Barranco repudia tarifa de Trump e denuncia retaliação bolsonarista contra o Brasil

Deputado estadual aponta que medida fere soberania nacional, afronta regras internacionais e pune o agronegócio mato-grossense por razões político-ideológicas

Barranco repudia tarifa de Trump e denuncia retaliação bolsonarista contra o Brasil

O deputado estadual Valdir Barranco (PT) apresentou nesta quarta-feira (16), na Assembleia Legislativa de Mato Grosso (ALMT), uma moção de repúdio contra a tarifa de 50% imposta pelo presidente dos Estados Unidos, Donald Trump, sobre todos os produtos brasileiros importados pelos EUA. A medida, anunciada no último dia 9 de julho, deve entrar em vigor a partir de 1º de agosto e foi justificada como uma reação à condução do processo judicial contra o ex-presidente Jair Bolsonaro.

Para Barranco, trata-se de uma retaliação escancarada movida por interesses político-ideológicos, uma aliança tóxica entre o bolsonarismo e o trumpismo que coloca em risco a soberania brasileira, a economia nacional e, em especial, o agronegócio mato-grossense. “Essa tarifa não tem nada de técnica, nem de legítima. É pura chantagem internacional, um abuso de poder para proteger um aliado da extrema-direita brasileira que está respondendo por seus crimes na Justiça. Trump age como se tivesse poder sobre as instituições do nosso país. É inaceitável que tentem interferir no nosso sistema judicial com medidas econômicas punitivas”, criticou.
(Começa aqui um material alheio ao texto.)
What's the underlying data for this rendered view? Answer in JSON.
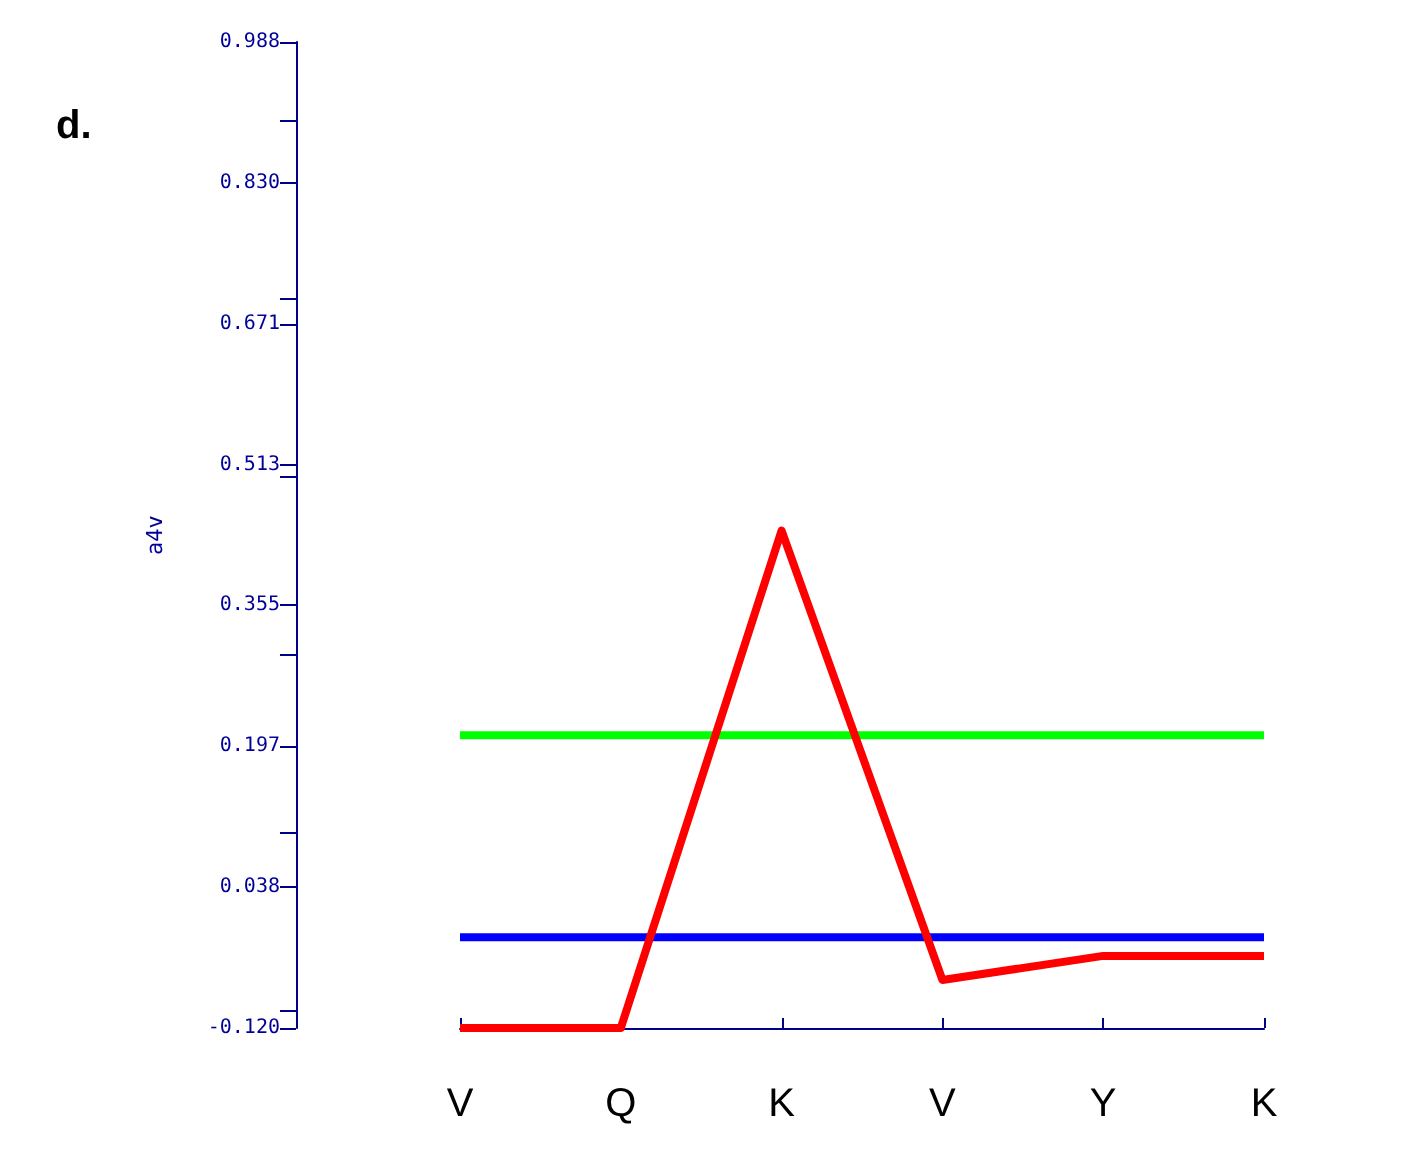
{
  "chart_data": {
    "type": "line",
    "ylabel": "a4v",
    "annotations": [
      "d."
    ],
    "categories": [
      "V",
      "Q",
      "K",
      "V",
      "Y",
      "K"
    ],
    "series": [
      {
        "color": "#ff0000",
        "values": [
          -0.12,
          -0.12,
          0.439,
          -0.066,
          -0.039,
          -0.039
        ]
      },
      {
        "color": "#00ff00",
        "values": [
          0.209,
          0.209,
          0.209,
          0.209,
          0.209,
          0.209
        ]
      },
      {
        "color": "#0000ff",
        "values": [
          -0.018,
          -0.018,
          -0.018,
          -0.018,
          -0.018,
          -0.018
        ]
      }
    ],
    "ylim": [
      -0.12,
      0.988
    ],
    "yticks": [
      {
        "value": -0.12,
        "label": "-0.120"
      },
      {
        "value": 0.038,
        "label": "0.038"
      },
      {
        "value": 0.197,
        "label": "0.197"
      },
      {
        "value": 0.355,
        "label": "0.355"
      },
      {
        "value": 0.513,
        "label": "0.513"
      },
      {
        "value": 0.671,
        "label": "0.671"
      },
      {
        "value": 0.83,
        "label": "0.830"
      },
      {
        "value": 0.988,
        "label": "0.988"
      }
    ],
    "grid": false,
    "marker": "none",
    "line_style": "solid"
  }
}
A própria Casa Branca, por meio do conselheiro econômico Kevin Hassett, admitiu que a medida visa “punir o Brasil” pela forma como tem tratado Bolsonaro, deixando evidente o caráter de vingança política disfarçada de política comercial. “É um escândalo diplomático e um ataque direto à nossa soberania. Não estamos falando de uma disputa comercial comum, mas de um atentado à democracia e à independência do Brasil”, afirmou o parlamentar.

A tarifa anunciada por Trump viola princípios fundamentais da Organização Mundial do Comércio (OMC), como a não discriminação, a transparência e a proporcionalidade, além de contrariar o Acordo Geral sobre Tarifas e Comércio (GATT), assinado em 1947. A medida gerou reações duras de economistas e lideranças internacionais. O prêmio Nobel de Economia Paul Krugman classificou a decisão como “grotescamente ilegal” e “megalomaníaca”. Em entrevista à rádio pública dos EUA (NPR), Krugman afirmou: “Não gostar do que o sistema judiciário de outro país está fazendo não é motivo legal para impor tarifas. Se isso fosse feito por qualquer outro presidente, já seria motivo suficiente para impeachment".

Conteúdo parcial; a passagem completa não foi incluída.